Der Widerstand gegen die geplante Erweiterung der Tesla-Fabrik führt zu mehreren Festnahmen. Bald entscheidet die Gemeinde über das strittige Vorhaben.

Die Polizei setzte auch Schlagstöcke und Pfefferspray ein: Anti-Tesla-Protest am Wochenende Foto: Tim Wagner

Grünheide taz | Es bleibt unruhig in Grünheide – auch wenn die Aktionstage des Bündnisses „Disrupt Tesla“ (zu Deutsch: Tesla stören) am Sonntag zu Ende gingen und auf Grünheides Festwiese Ak­ti­vis­t*in­nen ihr Protestcamp abbauten. Von hier aus waren am Freitag etwa 800 Ak­ti­vis­t*in­nen in einem Demozug mit dem Ziel losmarschiert, die angekündigte Route auf Höhe des Bahnhofs Fangschleuse zu verlassen und auf das Werksgelände einzudringen sowie über mehrere Stunden eine wichtige Zufahrtsstraße zu blockieren.

Vom Werksgelände wurden die Ak­ti­vis­t*in­nen trotz mehrerer Durchbrüche durch die Polizeiketten letztlich von den Einsatzkräften zurückgedrängt. Dabei setzte die Polizei neben Hieben und Tritten auch Schlagstöcke und Pfefferspray sowie Hunde und Pferde ein. Nach der Aktion wurden mehrmals einzelne Ak­ti­vis­t*in­nen aus der Demonstration herausgezogen und kontrolliert. Es kam am ganzen Tag zu mehreren Festnahmen, so auch bei einer Aktion am Flugplatz Neuhardenberg, den Tesla als Lagerstätte für bisher unverkaufte Autos verwendet. Dort hatten Ak­ti­vis­t*in­nen Teslas mit roter Farbe besprüht. An beiden Zufahrtswegen des Flugplatzes hatten sich einige Dutzend Ak­ti­vis­t*in­nen in einer Sitzblockade niedergelassen. „Unser Protest richtet sich nicht nur gegen Tesla, sondern gegen das System Auto“, so Lucia Mende, die Sprecherin von Disrupt Tesla.

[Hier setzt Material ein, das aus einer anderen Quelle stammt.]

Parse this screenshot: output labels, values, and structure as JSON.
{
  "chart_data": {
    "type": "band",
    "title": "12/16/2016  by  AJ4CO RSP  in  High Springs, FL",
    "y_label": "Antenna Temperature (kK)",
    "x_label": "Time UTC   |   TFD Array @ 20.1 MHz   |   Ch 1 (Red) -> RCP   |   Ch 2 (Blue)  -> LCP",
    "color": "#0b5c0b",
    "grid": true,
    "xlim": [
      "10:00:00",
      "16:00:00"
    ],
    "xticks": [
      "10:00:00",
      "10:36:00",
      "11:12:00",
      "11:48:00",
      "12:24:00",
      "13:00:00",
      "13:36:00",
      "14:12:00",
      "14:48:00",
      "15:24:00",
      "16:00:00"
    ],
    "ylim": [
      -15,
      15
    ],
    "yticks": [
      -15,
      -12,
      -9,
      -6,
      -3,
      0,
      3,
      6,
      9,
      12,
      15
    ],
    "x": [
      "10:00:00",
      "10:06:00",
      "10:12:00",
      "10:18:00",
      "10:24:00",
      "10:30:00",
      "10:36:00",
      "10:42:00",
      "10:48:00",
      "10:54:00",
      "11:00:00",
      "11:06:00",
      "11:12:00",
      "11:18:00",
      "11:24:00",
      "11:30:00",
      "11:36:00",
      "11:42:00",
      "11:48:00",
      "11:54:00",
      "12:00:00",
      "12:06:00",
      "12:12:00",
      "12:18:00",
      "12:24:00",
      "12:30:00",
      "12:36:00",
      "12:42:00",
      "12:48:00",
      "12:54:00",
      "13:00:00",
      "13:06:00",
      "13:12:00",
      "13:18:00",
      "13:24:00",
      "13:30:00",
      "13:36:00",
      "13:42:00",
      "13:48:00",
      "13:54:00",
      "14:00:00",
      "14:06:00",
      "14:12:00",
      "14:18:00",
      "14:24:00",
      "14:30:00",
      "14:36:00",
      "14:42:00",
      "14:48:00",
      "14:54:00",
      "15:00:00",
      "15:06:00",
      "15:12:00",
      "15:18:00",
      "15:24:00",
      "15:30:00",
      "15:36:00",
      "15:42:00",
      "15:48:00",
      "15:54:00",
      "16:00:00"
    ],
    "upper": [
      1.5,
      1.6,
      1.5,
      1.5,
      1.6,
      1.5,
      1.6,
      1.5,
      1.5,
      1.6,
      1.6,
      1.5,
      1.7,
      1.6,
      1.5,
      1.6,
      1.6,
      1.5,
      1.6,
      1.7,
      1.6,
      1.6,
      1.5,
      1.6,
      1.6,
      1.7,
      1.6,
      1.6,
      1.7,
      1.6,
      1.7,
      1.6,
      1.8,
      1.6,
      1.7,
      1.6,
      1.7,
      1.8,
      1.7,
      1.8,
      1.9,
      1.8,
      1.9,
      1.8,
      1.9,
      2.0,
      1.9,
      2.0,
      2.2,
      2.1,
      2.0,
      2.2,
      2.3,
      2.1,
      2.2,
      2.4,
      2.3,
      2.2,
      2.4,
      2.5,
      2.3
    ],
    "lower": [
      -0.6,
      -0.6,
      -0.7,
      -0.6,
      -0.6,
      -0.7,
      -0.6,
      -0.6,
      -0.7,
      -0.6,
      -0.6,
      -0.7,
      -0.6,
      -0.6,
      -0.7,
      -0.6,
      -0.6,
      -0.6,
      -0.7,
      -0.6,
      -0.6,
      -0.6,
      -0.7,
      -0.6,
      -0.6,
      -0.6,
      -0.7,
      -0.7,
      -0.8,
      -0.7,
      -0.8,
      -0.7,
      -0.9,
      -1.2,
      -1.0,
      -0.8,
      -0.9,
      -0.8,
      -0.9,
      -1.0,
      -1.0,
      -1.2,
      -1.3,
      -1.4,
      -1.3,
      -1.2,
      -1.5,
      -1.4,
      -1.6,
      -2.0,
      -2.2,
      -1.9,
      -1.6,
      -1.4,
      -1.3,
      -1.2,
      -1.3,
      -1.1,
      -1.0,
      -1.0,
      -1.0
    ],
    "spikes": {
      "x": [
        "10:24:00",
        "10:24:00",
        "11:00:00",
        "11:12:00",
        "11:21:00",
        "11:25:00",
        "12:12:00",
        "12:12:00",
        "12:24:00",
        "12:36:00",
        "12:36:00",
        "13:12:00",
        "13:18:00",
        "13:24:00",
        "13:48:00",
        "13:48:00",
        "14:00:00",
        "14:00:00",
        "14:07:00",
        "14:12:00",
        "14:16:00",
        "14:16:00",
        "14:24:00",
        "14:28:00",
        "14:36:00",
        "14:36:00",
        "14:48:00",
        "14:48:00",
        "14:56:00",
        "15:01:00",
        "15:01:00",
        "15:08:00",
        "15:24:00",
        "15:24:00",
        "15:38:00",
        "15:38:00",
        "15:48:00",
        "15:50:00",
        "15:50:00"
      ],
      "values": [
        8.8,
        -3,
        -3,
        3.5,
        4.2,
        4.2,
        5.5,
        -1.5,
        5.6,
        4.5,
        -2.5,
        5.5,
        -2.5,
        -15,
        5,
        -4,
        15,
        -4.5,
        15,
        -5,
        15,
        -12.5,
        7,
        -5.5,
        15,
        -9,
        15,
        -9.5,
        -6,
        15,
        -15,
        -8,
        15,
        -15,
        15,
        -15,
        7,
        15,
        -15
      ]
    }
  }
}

Alle Blicke auf Donnerstag

Bereits seit Aufbau des Protestcamps und dem offiziellen Beginn am Donnerstag gab es eine hohe Polizeipräsenz in Grünheide. Sowohl am Bahnhof Erkner als auch am Bahnhof Fangschleuse standen schon Tage vor der Aktion am Freitag Polizeiautos. Auf dem Fußweg vom Bahnhof Fangschleuse zum Camp kam es zu Personenkontrollen.

Die Bündnisse Disrupt Tesla und „Tesla den Hahn abdrehen“ sowie die Bür­ge­r*in­nen­in­itia­ti­ve Grünheide, die hier drei Tage lang gemeinsam protestierten, wollen mit ihrem Protest auf die Probleme aufmerksam machen, die Teslas sogenannte Gigafactory verursacht. Sie bewerten das Protestwochenende als Erfolg. „Wir freuen uns, dass so viele junge Menschen hier nach Grünheide gekommen sind und unsere Anliegen unterstützen“, sagt Manuela Hoyer von der Bür­ge­r*in­nen­in­itia­ti­ve Grünheide, die sich bereits seit 2019 gegen Tesla engagiert. Ein zentrales Thema des Protests in Grünheide ist dabei das Wasser. Laut dem hiesigen Wasserverband überschritten Teslas Abwässer immer wieder verschiedene Schadstoffgrenzwerte.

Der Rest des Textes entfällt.